Although it might be difficult to agree with the following statement straight away, Planty – the "green circle" surrounding the oldest part of the city – is one of the most unusual monuments of Krakow. It isn’t by any means just one of many urban parks, although it is treated as such, both by the Cracovians and by the visitors. Not all of them, of course, as for some people it is a unique in the world urban park, for others it is a place where you can go for an amazing walk through centuries, and there are also such who associate it with playing truant. Still on warm autumn or spring days most of the banches are occupied by the youth from the nearby secondary schools (The First, The Fifth or an Economy School), and the more varied or even international group of students from the esteemed Alma Mater.
However, there are certain dangers hidden in Planty: you need to look where you are walking, as you can accidentally step on a "surprise" left by dogs, and you need to mind your head as Krakow’s birds have also something to say in this respect. But it is also a place of romantic walks of couples, and when those walks bring some fruit, these become family walks. People of all ages stroll along Planty, businesspeople who work in the companies on the Market Square rush to their offices as they had to leave their cars on car parks outside the "green circle", the Gypsies suggest fortune-telling, and you can meet here many a tramp... This four-kilometre long ring of greenness is attractive during all the seasons of the year – in spring it refreshes the Old Krakow, in summer it offers a nice shade, in autumn it attracts with romantic gold and purple of leaves (and you can also get hit by a chestnut), and in winter, when it’s covered in snow, it inclines to reflection.
But, is it everything we may say about Planty? The answer seems obvious – surely not. Yet, in order to find out more about this unusual park we have to go back in time. Those who are not particularly fond of history can be promised that the history of Planty will be shown in the most accessible and short form.
It all started like that: at a certain point (not to pester you with specific dates, let’s assume that it was simply the end of the 18th century) the decision was taken to pull down some of the defensive walls surrounding the oldest part of Krakow. Many inhabitants of the city didn’t like it and protested against the idea, maliciously calling councilors "wallpullers". However, the fate of Krakow’s city fortifications was doomed. What was left behind was only a piece of walls next to The Florian Gate. It was saved by the defenders of the old fortifications, who threatened the councilors that the strong mountain wind "Halny", when it gets to Krakow, will raise skirts of their wives, as it will no longer meet any large obstacles in a form of walls.

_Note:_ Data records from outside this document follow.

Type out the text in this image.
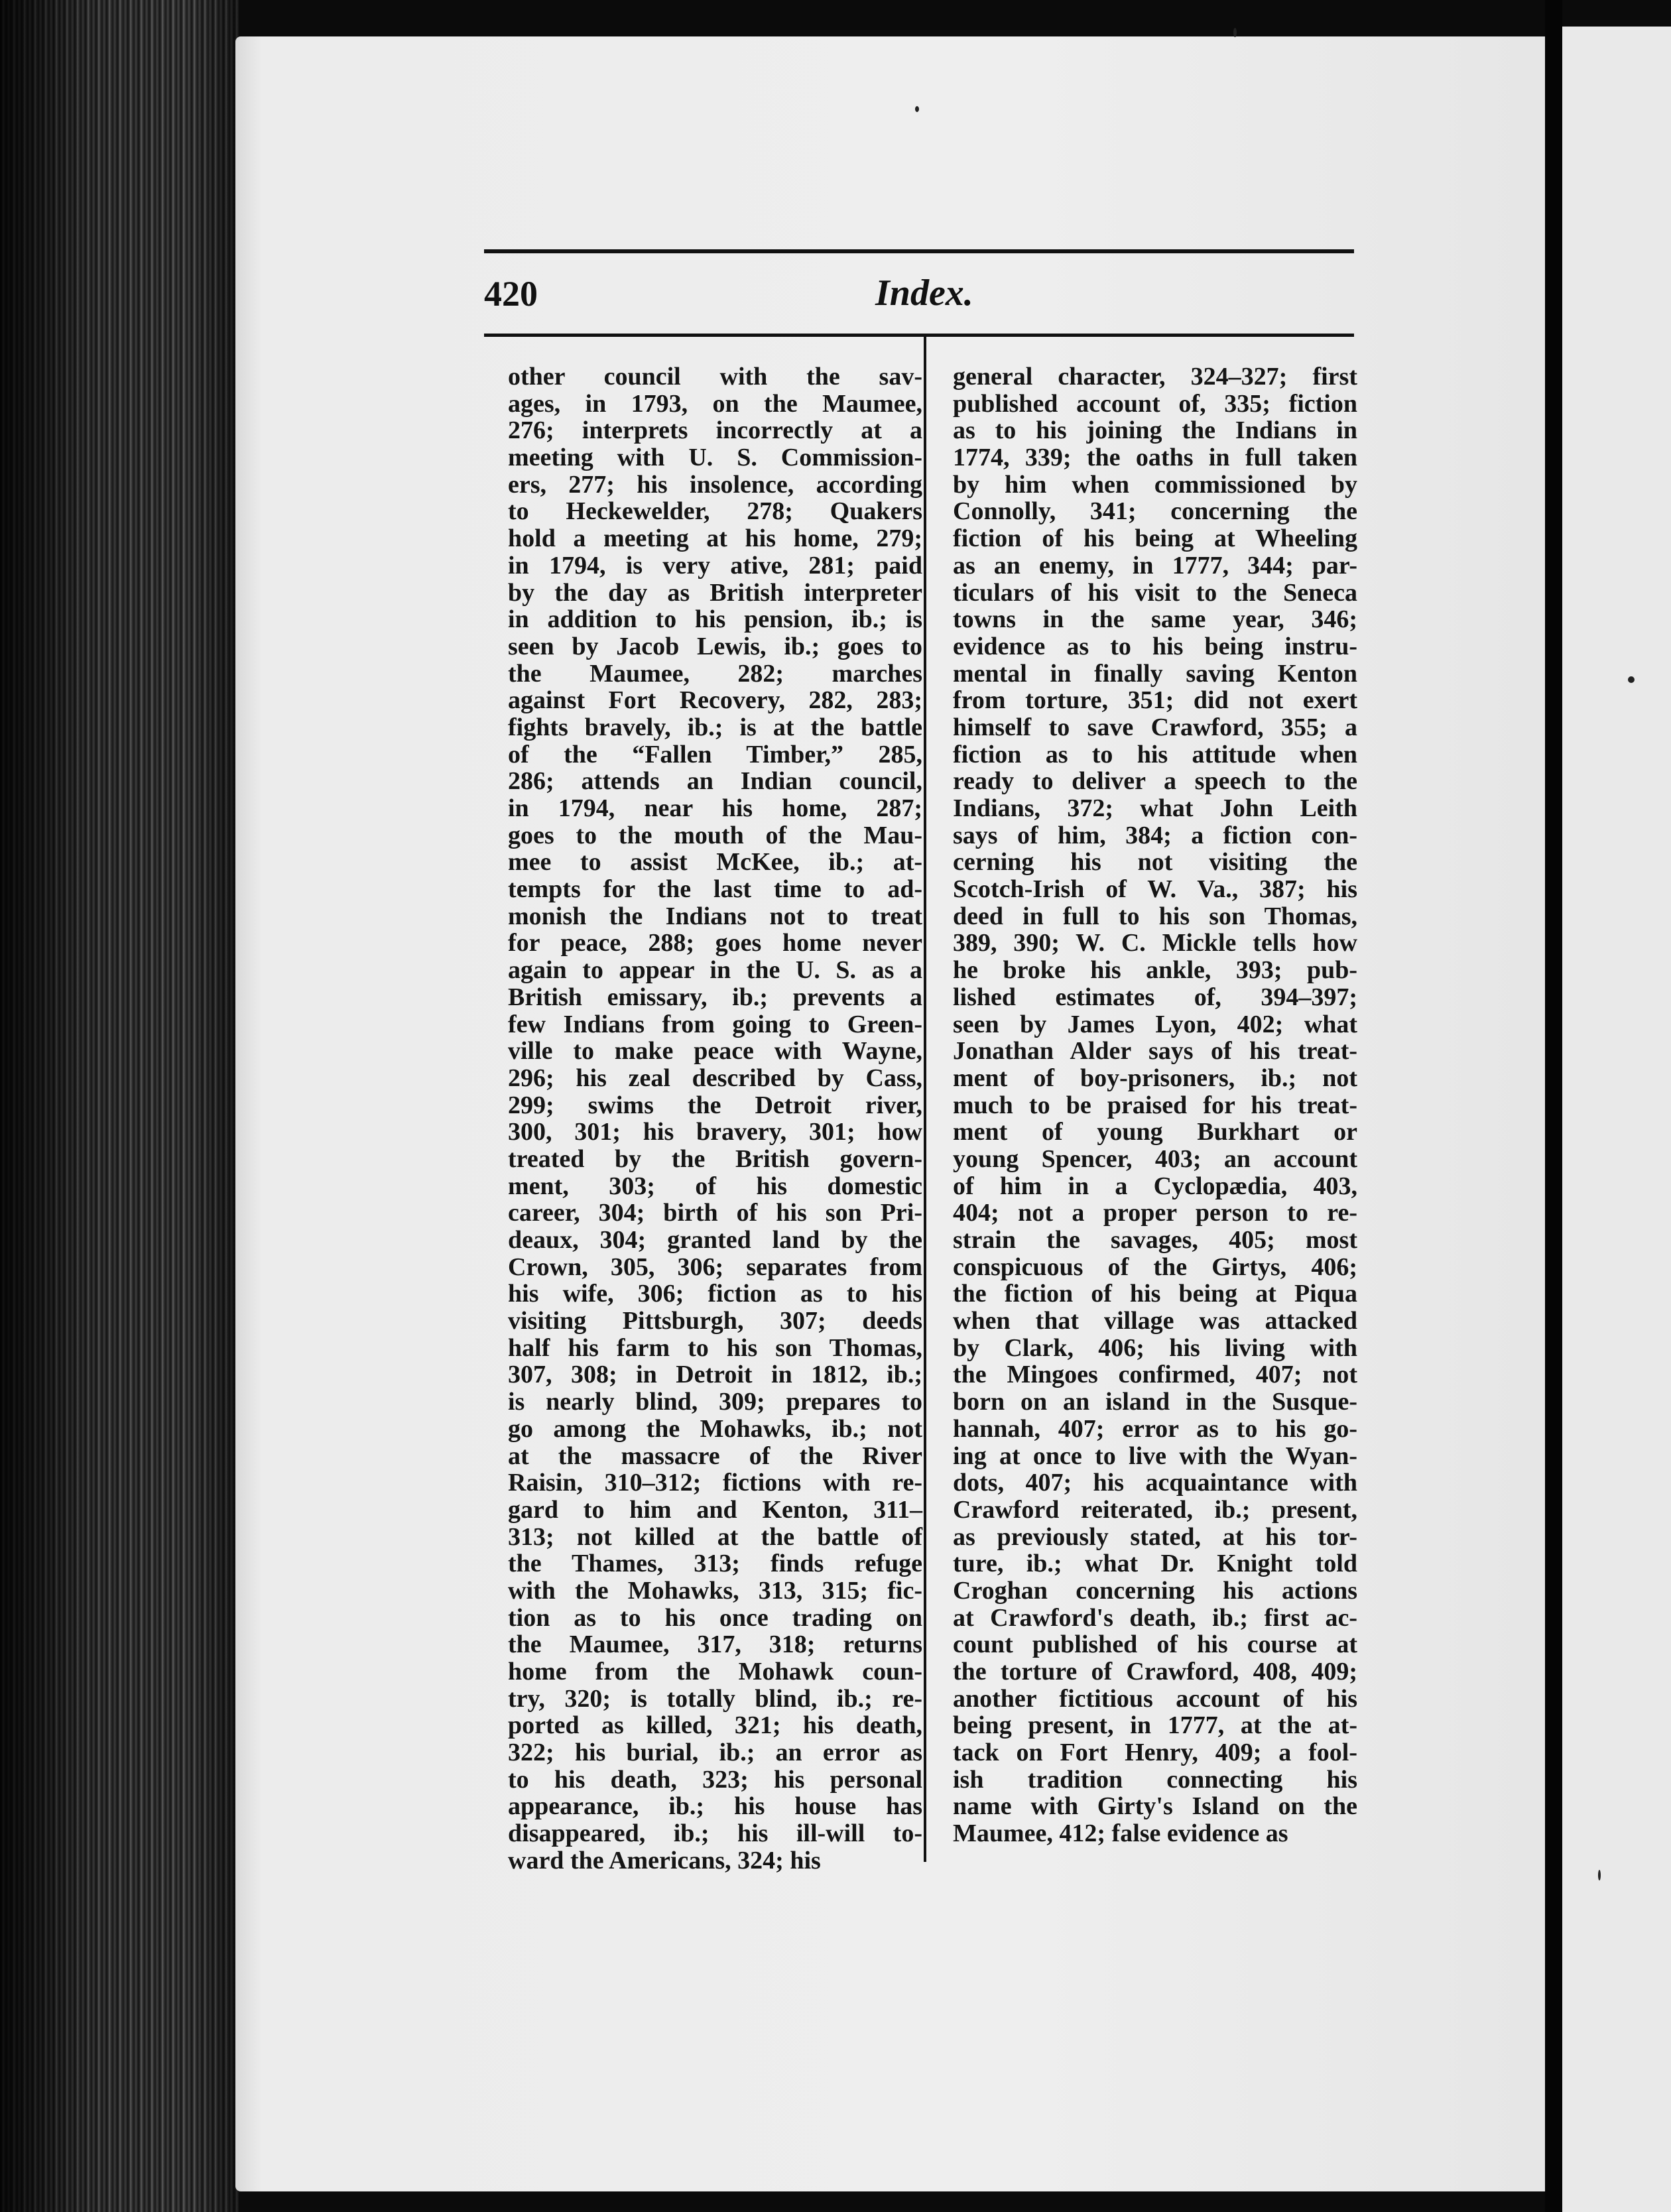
420	Index.
other council with the sav-
ages, in 1793, on the Maumee,
276; interprets incorrectly at a
meeting with U. S. Commission-
ers, 277; his insolence, according
to Heckewelder, 278; Quakers
hold a meeting at his home, 279;
in 1794, is very ative, 281; paid
by the day as British interpreter
in addition to his pension, ib.; is
seen by Jacob Lewis, ib.; goes to
the Maumee, 282; marches
against Fort Recovery, 282, 283;
fights bravely, ib.; is at the battle
of the “Fallen Timber,” 285,
286; attends an Indian council,
in 1794, near his home, 287;
goes to the mouth of the Mau-
mee to assist McKee, ib.; at-
tempts for the last time to ad-
monish the Indians not to treat
for peace, 288; goes home never
again to appear in the U. S. as a
British emissary, ib.; prevents a
few Indians from going to Green-
ville to make peace with Wayne,
296; his zeal described by Cass,
299; swims the Detroit river,
300, 301; his bravery, 301; how
treated by the British govern-
ment, 303; of his domestic
career, 304; birth of his son Pri-
deaux, 304; granted land by the
Crown, 305, 306; separates from
his wife, 306; fiction as to his
visiting Pittsburgh, 307; deeds
half his farm to his son Thomas,
307, 308; in Detroit in 1812, ib.;
is nearly blind, 309; prepares to
go among the Mohawks, ib.; not
at the massacre of the River
Raisin, 310–312; fictions with re-
gard to him and Kenton, 311–
313; not killed at the battle of
the Thames, 313; finds refuge
with the Mohawks, 313, 315; fic-
tion as to his once trading on
the Maumee, 317, 318; returns
home from the Mohawk coun-
try, 320; is totally blind, ib.; re-
ported as killed, 321; his death,
322; his burial, ib.; an error as
to his death, 323; his personal
appearance, ib.; his house has
disappeared, ib.; his ill-will to-
ward the Americans, 324; his
general character, 324–327; first
published account of, 335; fiction
as to his joining the Indians in
1774, 339; the oaths in full taken
by him when commissioned by
Connolly, 341; concerning the
fiction of his being at Wheeling
as an enemy, in 1777, 344; par-
ticulars of his visit to the Seneca
towns in the same year, 346;
evidence as to his being instru-
mental in finally saving Kenton
from torture, 351; did not exert
himself to save Crawford, 355; a
fiction as to his attitude when
ready to deliver a speech to the
Indians, 372; what John Leith
says of him, 384; a fiction con-
cerning his not visiting the
Scotch-Irish of W. Va., 387; his
deed in full to his son Thomas,
389, 390; W. C. Mickle tells how
he broke his ankle, 393; pub-
lished estimates of, 394–397;
seen by James Lyon, 402; what
Jonathan Alder says of his treat-
ment of boy-prisoners, ib.; not
much to be praised for his treat-
ment of young Burkhart or
young Spencer, 403; an account
of him in a Cyclopædia, 403,
404; not a proper person to re-
strain the savages, 405; most
conspicuous of the Girtys, 406;
the fiction of his being at Piqua
when that village was attacked
by Clark, 406; his living with
the Mingoes confirmed, 407; not
born on an island in the Susque-
hannah, 407; error as to his go-
ing at once to live with the Wyan-
dots, 407; his acquaintance with
Crawford reiterated, ib.; present,
as previously stated, at his tor-
ture, ib.; what Dr. Knight told
Croghan concerning his actions
at Crawford's death, ib.; first ac-
count published of his course at
the torture of Crawford, 408, 409;
another fictitious account of his
being present, in 1777, at the at-
tack on Fort Henry, 409; a fool-
ish tradition connecting his
name with Girty's Island on the
Maumee, 412; false evidence as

Such threats, however, didn’t bring an expected result. Fortifications were gradually pulled down. People started strolling across the empty squares, and soon these places became popular walking areas, which required some kind of control.
The symbolic birth of contemporary Planty was planting an elm – the "Freedom Tree" on 3rd May 1892 (to celebrate the anniversary of the Constitution of the 3rd May). Since 1815, under the surveillance of Feliks Radwanski, trees had been systematically planted around the Old City, thus creating a different type of wall – the green one – called "Plantation". These were the official beginnings of Planty.

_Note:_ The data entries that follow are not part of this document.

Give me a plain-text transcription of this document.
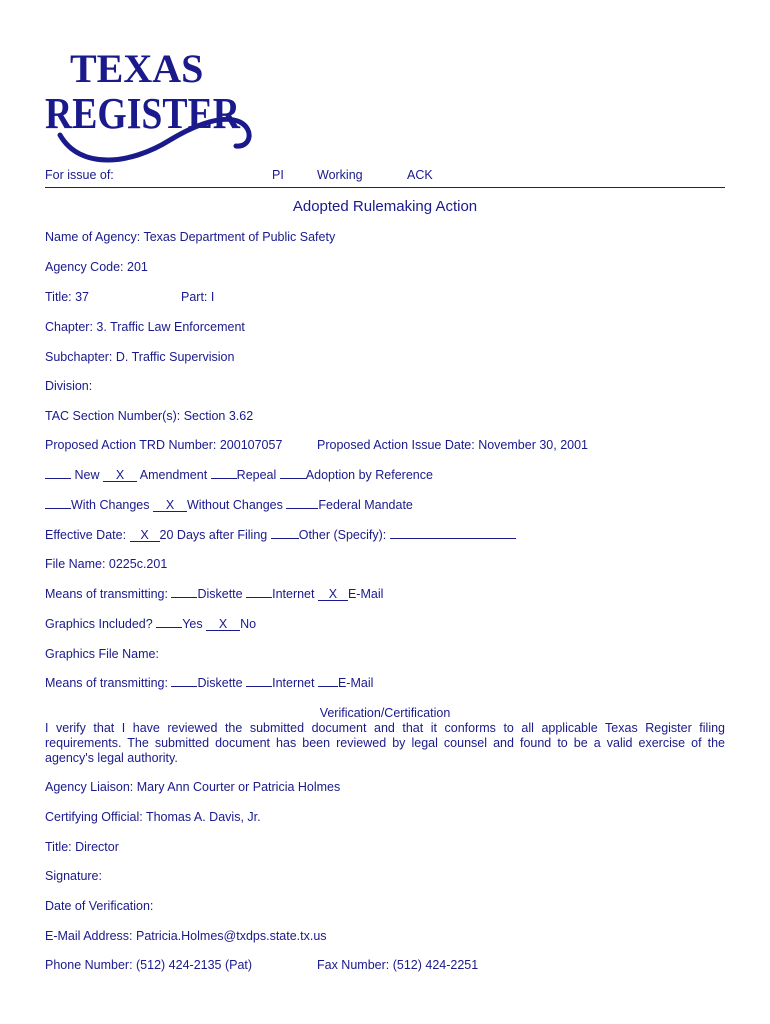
TEXAS
REGISTER
For issue of:	PI	Working	ACK
Adopted Rulemaking Action
Name of Agency: Texas Department of Public Safety
Agency Code: 201
Title: 37	Part: I
Chapter: 3. Traffic Law Enforcement
Subchapter: D. Traffic Supervision
Division:
TAC Section Number(s): Section 3.62
Proposed Action TRD Number: 200107057	Proposed Action Issue Date: November 30, 2001
New X Amendment Repeal Adoption by Reference
With Changes X Without Changes	Federal Mandate
Effective Date: X 20 Days after Filing	Other (Specify):
File Name: 0225c.201
Means of transmitting: Diskette Internet X E-Mail
Graphics Included? Yes X No
Graphics File Name:
Means of transmitting: Diskette Internet E-Mail
Verification/Certification
I verify that I have reviewed the submitted document and that it conforms to all applicable Texas Register filing requirements. The submitted document has been reviewed by legal counsel and found to be a valid exercise of the agency's legal authority.
Agency Liaison: Mary Ann Courter or Patricia Holmes
Certifying Official: Thomas A. Davis, Jr.
Title: Director
Signature:
Date of Verification:
E-Mail Address: Patricia.Holmes@txdps.state.tx.us
Phone Number: (512) 424-2135 (Pat)	Fax Number: (512) 424-2251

Florian Straszewski has continued Radwański’s works under development of this unusual park, and he was completely devoted to to this undertaking until his death in 1847. The next stage of development (1847-1870) was called "romantic", as Planty was given the look of the fashionable then English Gardens full of "flower portraits", bends, secret bridges and arbors – suddenly appearing in front of the walking people. Then, the third period started and it lasted until 1914. It was a period of naturalism and Art Nouveau. Planty was equipped with wooden banches (before there had been stone ones),gas lighting, quite a few monuments (those of Grażyna, Lilia Weneda, Jadwiga, Jagiełło, Rejtan, and others), as well as the so- called Planty personnel. Places of social meetings, such as shows and cabarets (e.g.Odeon), cafes, confectioneries and a famous, no longer existing cinema "Wanda" (1912), suddenly appeared around the ring of Planty.
Further history of Planty includes also interwar period, referred to as "stage-landscape", the years of the Second World War and occupation (when the memorial elm, then 150 years old, was cut down), the first after-war period (until the 1960’s) and "the years of negligence" 1960 – 1990. Since the 1990’s restoration works and a systematic embellishment of Planty have been going on, but it must be said that they have been rather sluggish.
Now, Planty occupies about 21 hectares and constitutes a unique in Europe urban scheme divided into eight "gardens": 1. Wawel Garden 2. University Garden 3. Palace of Arts Garden 4. Florianka Garden 5. Barbican Garden 6. Railway Station Garden 7. Gródek Garden 8. Stradom Garden.
When walking along Planty it might be worth looking around and finding a few monuments, remnants of fortifications, commemorative plaques, as well as trying to identify the Garden we are in.